Korbach

Ein Konzert für Augen und Ohren

- Korbach (resa). Keine Spur von Quetschkommode oder Schifferklavier: Die Musiker des Akkordeon-Orchesters „Diemelspatzen“ präsentierten am Samstagnachmittag ein anspruchsvolles Programm in der Stadthalle.

Neben Musicalmelodien aus den vergangenen 50 Jahren und manch musikalischem Ohrenschmaus präsentierten die Musiker auch Hochgenüsse fürs Auge. Den Startschuss zum traditionellen Weihnachtskonzert gaben die jungen Musiker des Juniororchesters unter Leitung von Cordula Fohl. Vor allem kleine Stücke zum Mitklatschen präsentierten die jüngsten Akkordeonspieler, mit der „Techno Time“ stellten sie dann das breite Spektrum des Instrumentes vor. Melodien aus „Die Schöne und das Biest“ und dem „Phantom der Oper“ spielten anschließend die Musiker des Jugendorchesters. Mit ihrem gut gelaunten und verkleidungsfreudigen Dirigenten Sebastian Schmidt entlockten sie ihren Instrumenten wohlbekannte Melodien und begeisterten mit viel Einsatzfreude und bunten Kostümen. So schlüpfte Schmidt selbst in die Rolle des Phantoms der Oper und führte seine Musiker durch ein buntes, fehlerfreies Musical-Medley.
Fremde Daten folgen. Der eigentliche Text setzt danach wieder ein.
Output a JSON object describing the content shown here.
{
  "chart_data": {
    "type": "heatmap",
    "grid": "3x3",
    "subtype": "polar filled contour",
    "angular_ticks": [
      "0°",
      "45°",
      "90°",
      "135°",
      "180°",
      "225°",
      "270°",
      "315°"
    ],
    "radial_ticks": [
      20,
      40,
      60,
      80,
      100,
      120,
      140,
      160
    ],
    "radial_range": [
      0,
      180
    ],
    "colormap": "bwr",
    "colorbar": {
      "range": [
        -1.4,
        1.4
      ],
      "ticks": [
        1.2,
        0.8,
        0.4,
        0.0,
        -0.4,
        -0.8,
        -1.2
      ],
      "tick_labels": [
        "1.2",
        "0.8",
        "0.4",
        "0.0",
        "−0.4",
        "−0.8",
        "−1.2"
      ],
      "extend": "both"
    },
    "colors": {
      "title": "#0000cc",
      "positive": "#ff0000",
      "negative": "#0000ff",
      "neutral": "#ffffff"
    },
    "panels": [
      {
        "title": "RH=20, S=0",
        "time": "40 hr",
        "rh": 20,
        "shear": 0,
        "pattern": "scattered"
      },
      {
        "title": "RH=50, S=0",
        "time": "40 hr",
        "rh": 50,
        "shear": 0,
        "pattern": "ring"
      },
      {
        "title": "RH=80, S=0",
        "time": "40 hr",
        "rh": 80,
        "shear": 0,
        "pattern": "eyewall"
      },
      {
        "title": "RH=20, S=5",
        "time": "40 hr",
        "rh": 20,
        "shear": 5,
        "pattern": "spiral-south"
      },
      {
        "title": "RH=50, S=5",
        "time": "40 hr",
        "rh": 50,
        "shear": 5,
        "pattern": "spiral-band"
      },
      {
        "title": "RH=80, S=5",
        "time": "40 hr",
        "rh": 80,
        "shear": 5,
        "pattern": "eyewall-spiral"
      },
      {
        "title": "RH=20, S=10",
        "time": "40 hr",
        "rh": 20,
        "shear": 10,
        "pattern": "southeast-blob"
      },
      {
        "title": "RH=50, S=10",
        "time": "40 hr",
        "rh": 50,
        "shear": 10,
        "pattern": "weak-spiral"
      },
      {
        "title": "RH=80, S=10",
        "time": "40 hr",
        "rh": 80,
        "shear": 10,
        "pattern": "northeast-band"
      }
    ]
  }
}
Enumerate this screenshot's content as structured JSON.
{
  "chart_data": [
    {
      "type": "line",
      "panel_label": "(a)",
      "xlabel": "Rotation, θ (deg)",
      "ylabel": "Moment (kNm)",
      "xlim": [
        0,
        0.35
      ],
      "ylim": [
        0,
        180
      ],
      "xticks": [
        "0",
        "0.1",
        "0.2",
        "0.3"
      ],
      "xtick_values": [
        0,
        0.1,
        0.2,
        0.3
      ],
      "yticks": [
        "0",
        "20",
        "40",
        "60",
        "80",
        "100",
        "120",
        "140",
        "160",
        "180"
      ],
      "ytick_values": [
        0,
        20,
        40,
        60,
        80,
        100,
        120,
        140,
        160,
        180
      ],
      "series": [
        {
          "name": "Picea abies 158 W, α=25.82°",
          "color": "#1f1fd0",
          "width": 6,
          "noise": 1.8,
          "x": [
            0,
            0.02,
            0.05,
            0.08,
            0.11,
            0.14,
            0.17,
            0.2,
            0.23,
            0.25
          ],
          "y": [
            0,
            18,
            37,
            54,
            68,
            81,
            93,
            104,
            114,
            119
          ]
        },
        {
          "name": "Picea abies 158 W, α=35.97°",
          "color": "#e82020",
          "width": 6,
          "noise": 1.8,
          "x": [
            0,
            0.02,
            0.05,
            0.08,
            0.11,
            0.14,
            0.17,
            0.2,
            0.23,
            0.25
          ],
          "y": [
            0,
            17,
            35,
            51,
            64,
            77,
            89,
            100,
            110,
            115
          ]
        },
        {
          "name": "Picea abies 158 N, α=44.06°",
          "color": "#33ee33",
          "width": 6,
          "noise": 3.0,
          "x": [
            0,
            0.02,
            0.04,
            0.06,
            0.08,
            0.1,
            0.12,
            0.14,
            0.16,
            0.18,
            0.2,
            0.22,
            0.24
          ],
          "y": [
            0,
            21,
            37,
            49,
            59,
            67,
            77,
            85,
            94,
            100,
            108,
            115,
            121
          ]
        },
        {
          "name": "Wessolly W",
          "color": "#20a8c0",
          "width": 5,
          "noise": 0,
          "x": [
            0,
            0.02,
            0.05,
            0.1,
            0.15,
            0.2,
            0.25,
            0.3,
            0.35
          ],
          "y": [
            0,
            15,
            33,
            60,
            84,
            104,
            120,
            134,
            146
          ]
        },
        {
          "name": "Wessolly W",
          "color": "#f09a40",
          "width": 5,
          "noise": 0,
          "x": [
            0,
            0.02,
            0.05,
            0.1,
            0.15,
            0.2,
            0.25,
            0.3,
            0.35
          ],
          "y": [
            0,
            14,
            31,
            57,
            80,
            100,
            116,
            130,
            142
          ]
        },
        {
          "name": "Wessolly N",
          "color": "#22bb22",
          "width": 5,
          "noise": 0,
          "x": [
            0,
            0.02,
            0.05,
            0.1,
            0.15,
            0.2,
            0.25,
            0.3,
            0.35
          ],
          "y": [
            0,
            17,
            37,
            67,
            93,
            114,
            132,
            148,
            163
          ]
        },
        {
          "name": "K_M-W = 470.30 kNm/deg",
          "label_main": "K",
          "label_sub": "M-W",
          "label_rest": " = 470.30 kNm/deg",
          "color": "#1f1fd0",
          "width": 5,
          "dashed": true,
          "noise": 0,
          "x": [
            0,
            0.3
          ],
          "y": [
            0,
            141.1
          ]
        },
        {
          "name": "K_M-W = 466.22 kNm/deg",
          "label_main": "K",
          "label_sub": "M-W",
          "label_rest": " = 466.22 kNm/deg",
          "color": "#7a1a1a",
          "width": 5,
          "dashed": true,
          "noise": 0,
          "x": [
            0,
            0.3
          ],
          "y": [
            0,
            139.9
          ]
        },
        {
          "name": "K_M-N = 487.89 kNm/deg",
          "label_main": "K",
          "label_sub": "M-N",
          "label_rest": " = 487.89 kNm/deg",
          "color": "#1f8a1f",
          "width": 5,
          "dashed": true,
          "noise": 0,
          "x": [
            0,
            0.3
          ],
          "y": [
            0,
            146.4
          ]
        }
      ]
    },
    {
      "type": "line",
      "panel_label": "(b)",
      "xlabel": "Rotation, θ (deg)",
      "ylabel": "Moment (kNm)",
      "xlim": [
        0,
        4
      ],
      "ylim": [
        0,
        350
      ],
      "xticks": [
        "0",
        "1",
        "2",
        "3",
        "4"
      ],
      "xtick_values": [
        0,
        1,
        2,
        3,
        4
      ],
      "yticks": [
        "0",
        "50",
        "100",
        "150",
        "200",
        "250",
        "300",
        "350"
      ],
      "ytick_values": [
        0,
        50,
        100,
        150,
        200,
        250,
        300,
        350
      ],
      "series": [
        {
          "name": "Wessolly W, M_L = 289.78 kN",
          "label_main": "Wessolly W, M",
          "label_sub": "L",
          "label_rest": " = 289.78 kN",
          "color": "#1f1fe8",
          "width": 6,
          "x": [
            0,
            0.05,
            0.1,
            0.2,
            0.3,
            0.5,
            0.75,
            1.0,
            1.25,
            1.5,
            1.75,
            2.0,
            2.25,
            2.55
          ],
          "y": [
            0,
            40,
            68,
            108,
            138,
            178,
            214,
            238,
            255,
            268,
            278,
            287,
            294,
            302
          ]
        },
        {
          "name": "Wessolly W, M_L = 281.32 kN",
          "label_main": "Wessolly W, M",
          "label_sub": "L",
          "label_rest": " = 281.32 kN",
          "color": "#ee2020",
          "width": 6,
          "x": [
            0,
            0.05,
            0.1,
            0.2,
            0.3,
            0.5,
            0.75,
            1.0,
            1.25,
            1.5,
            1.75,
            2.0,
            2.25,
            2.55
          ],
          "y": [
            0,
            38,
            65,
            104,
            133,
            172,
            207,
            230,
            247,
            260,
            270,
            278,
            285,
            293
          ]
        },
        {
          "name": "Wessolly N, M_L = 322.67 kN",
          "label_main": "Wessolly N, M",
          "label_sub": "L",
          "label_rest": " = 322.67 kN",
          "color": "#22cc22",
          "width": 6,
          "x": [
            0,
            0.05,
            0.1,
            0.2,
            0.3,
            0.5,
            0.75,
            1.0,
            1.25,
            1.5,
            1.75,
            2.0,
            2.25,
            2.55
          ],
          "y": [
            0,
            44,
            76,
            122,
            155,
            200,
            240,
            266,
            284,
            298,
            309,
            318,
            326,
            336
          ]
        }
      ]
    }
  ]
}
Kurz vor der Pause übernahm dann Hans C. Petersen das Dirigentenpult und lud die Zuhörer gemeinsam mit dem großen Hauptorchester zur Reise in die Anfangsjahre des Musicals ein. In langen Kleidern und bunten Fracks spielten die Musiker „There’s no business like Showbusiness“ – ein Motto, das sich das Orchester auch selbst zu eigen machte. Immer neue Kostüme wurden den Zuschauern präsentiert – mal tauchte Petersen im Bademantel von Udo Jürgens auf, mal begleiteten Rollschuhfahrer die Melodien von Starlight-Express. Pünktlich zu Stücken aus dem Musikfilm „Sister Act“ übernahm wieder Sebastian Schmidt das Dirigat, dieses Mal im Kostüm der Schwesteroberin – die Lacher hatte er auf seiner Seite. Nach der Pause folgten flotte Melodien aus „My Fair Lady“, „The Sound of Music“ und dem Jürgens-Musical „Ich war noch niemals in New York“. Das Orchester präsentierte sich fehlerfrei, gut aufgelegt und mit musikalischen Leckerbissen im Gepäck. Nach weihnachtlichen Melodien stand mit „Memory“ dann ein Stück aller drei Orchester auf dem Programm – die Fassung für die Kleinsten hatte Dirigentin Cordula Fohl selbst geschrieben. Das begeisterte Publikum ließ das Akkordeon-Orchester schließlich nicht ohne Zugabe gehen.